Manhattan prosecutors are reportedly worried about the weakness of their case against the South Jersey man accused of the notorious 1979 kidnapping and murder of Etan Patz in SoHo.

Pedro Hernandez, 52, of Camden, N.J. confessed to the notorious slaying, but there is no physical evidence tying him to the Jewish boy’s killing and he now insists he is innocent.

“When you’re involved in a homicide investigation, you have to be 100% sure that this is your guy,” one insider told the New York Post. “That’s not the case here.

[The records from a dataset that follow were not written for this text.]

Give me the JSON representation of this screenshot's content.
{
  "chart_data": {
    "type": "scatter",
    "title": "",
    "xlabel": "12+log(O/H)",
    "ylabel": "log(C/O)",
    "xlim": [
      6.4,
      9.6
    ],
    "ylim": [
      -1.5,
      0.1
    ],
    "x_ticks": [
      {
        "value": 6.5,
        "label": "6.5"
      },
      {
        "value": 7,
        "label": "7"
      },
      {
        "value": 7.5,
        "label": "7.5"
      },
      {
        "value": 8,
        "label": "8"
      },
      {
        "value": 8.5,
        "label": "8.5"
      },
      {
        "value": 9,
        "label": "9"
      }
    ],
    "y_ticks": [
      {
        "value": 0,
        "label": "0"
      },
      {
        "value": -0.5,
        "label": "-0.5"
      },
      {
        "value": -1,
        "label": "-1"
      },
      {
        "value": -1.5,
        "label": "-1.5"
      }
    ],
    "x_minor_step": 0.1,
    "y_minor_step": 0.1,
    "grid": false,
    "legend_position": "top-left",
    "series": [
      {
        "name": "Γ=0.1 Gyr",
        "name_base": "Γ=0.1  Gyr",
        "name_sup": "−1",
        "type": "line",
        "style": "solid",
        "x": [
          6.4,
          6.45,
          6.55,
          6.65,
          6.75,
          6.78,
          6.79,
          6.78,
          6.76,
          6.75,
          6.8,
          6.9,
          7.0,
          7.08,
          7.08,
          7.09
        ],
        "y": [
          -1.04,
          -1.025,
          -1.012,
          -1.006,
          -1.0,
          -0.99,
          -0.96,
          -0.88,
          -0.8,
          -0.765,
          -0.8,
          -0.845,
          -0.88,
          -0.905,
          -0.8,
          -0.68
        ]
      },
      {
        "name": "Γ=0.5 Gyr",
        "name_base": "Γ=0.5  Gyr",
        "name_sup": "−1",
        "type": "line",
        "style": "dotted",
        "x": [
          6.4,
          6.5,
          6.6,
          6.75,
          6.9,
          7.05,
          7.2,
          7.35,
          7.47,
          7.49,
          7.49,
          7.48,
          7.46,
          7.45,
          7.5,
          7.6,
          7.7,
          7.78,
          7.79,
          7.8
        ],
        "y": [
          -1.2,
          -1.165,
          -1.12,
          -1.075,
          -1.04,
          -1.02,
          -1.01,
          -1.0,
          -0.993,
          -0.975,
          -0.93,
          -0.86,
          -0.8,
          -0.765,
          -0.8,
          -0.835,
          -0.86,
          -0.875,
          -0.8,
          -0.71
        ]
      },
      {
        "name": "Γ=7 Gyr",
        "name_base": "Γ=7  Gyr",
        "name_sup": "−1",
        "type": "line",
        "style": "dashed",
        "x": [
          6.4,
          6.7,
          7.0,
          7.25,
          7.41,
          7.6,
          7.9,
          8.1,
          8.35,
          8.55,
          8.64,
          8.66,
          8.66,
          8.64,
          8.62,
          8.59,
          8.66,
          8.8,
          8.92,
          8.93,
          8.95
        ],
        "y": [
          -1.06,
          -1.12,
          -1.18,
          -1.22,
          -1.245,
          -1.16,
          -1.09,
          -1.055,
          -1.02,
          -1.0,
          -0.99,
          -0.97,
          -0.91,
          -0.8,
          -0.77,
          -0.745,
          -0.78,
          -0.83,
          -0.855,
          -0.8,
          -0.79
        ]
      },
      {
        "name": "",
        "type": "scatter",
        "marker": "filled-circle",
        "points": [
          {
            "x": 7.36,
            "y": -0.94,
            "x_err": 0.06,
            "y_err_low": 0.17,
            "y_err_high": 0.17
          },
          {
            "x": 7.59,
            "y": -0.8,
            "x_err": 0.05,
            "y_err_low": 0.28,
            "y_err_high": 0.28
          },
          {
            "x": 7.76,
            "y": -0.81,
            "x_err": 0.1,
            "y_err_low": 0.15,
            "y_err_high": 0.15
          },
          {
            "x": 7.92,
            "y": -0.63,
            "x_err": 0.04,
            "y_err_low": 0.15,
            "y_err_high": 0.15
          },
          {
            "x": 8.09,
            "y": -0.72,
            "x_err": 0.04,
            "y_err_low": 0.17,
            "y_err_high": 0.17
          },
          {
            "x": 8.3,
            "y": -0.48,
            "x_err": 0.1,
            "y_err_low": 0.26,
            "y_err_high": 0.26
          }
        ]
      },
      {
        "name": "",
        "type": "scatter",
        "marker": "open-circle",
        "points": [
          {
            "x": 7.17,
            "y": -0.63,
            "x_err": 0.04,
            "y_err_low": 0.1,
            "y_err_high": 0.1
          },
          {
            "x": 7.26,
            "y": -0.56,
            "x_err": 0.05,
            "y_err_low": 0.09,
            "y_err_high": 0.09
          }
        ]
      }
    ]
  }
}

There is doubt.”

The Manhattan DA’s Deputy Chief of Staff, Erin Duggan Kramer denied the claim.

“The anonymous assertions relative to the prosecution of this case in the article are false,” Duggan said.

Convicted pedophile Jose Ramos was found responsible for the six-year-old boy’s death in a 2004 civil case and ordered to pay $2 million to his family. He dated Patz’s babysitter and admitted having contact with the boy, although he denied killing him.

“They [prosecutors] are very concerned about the Ramos factor,” one source close to the case told the paper. “They know that Hernandez’s lawyer is going to bring up the fact that Ramos was already found liable for the kid’s death.”

Hernandez was a former bodega clerk from Patz’s SoHo neighborhood who lived for years in Camden, N.J., with his wife and daughter.

Hernandez came forward in 2012 and told police that he lured the innocent little boy into a basement by offering a soda, the paper said. Then 19, he strangled him and stuffed him in a bag.

The suspect said he didn’t know why he killed the boy. Hernandez denied sexually abusing the boy, but police are skeptical of that claim.

In his written confession, Hernandez stated, “I’m sorry, I shoke [sic] him,” the sources told the Post.

Hernandez was indicted on kidnapping and murder charges and is awaiting trial.

Patz never made it to his school bus stop on March 25, 1979, the first time he had walked to the bus stop by himself. His mother did not realize that he had not been in school all day until he failed to return home at the end of the school day.

The case was eerily similar to that of little Leiby Kletzky, the Orthodox boy who was abducted and killed in 2011 as he walked home alone from day camp in Brooklyn for the first time.